Vespa is composed of services that communicate and interact with each other. These services can be partitioned onto any amount of actual hardware for scaling, or they can all coexist on a single environment for development. To achive this flexibility, some requirements must be met for the environment where the services will run.

The node concept

A node in this context is the environment where some Vespa services are running. This can be an actual machine like a server in a datacenter, or a laptop for developement and testing of Vespa configuration. It can also be a Virtual Machine or a Docker container, so you can run multiple nodes on a single piece of hardware.

The different Vespa services that run on nodes will mostly communicate with each other via the network. This means that all nodes must have an IP address and have network connectivity to all other nodes. Both IPv4 and IPv6 protocols are supported. Note that the same framework is used even when running the entire Vespa stack on a single node.

The host name

In order to find the IP address of a node and connect to it, the node must have a host name that identifies it and which maps to its IP address. Actual machines on a network will usually have a Fully Qualified Domain Name (FQDN) in DNS which should be used as the host name for this purpose.

Note that it is a requirement that the host name (configured in hosts.xml) can be used to look up the IP address of the node. The configuration server use this host name to construct URLs that will be used to open network connections to Vespa services running on that node. If your nodes use IP addresses which don't have DNS names, you must have all those IP addresses with corresponding host names in /etc/hosts on all nodes in your Vespa installation. We recommend that you use names that can be used as FQDNs also in this case, in case you want to move to using a DNS server instead of publishing the /etc/hosts file.

Identifying the node for configuration

When Vespa services are started on a node, the node must identify itself to the configuration system to get the correct configuration (including which services to run). This requires a unique identifier for the node in the config server.

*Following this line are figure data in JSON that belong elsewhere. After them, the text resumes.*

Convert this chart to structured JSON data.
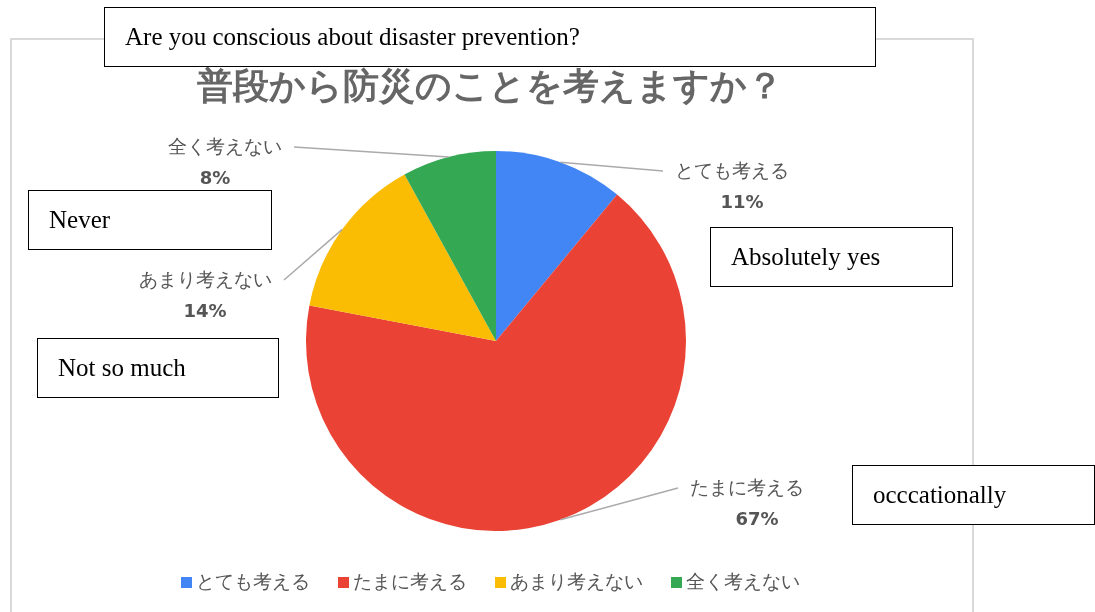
{
  "chart_data": {
    "type": "pie",
    "title": "普段から防災のことを考えますか？",
    "categories": [
      "とても考える",
      "たまに考える",
      "あまり考えない",
      "全く考えない"
    ],
    "values": [
      11,
      67,
      14,
      8
    ],
    "colors": [
      "#4285f4",
      "#ea4335",
      "#fbbc04",
      "#34a853"
    ],
    "value_labels": [
      "11%",
      "67%",
      "14%",
      "8%"
    ],
    "legend": "bottom",
    "annotations": [
      "Are you conscious about disaster prevention?",
      "Never",
      "Absolutely yes",
      "Not so much",
      "occcationally"
    ]
  }
}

Since it's already a requirement that the node has a host name that the config server must know, Vespa uses the same host name when a node identifies itself to get its configuration.

This means that the node must know its own host name (FQDN), and be in agreement with the config server about what exactly the host name is.

Finding your own host name

As discussed above, a Vespa node needs to know its own host name when it starts. Usually this is achieved by just running the hostname command. If you can arrange so hostname is set to the FQDN of the node, then everything should Just Work (TM).

But sometimes this doesn't work properly, either because that name can't be used to find an IP address which works for connecting to services running on the node, or it's just that the name doesn't agree with what the config server thinks the node's host name is. In this case you can override by setting the VESPA_HOSTNAME environment variable, then that will be used instead of running the hostname command.

Note that VESPA_HOSTNAME will be used both when a node identifes itself to the config server and when a service on that node registers a network connection point that other services can connect to.

You should see an error message with "hostname detection failed" if the VESPA_HOSTNAME isn't set and the hostname isn't usable. If you set VESPA_HOSTNAME to something that cannot work you will get an error with "hostname validation failed" instead.

Simple single-node development environment

If you're just testing a Vespa configuration on a single-node setup, you can usually avoid some setup hassle by overriding the hostname with the value "localhost". Try this command for that purpose:
echo "override VESPA_HOSTNAME localhost" >> /opt/vespa/conf/vespa/default-env.txt

Running Java unit tests won't pick up settings in default-env.txt and will default to "localhost" if VESPA_HOSTNAME isn't set in the environment.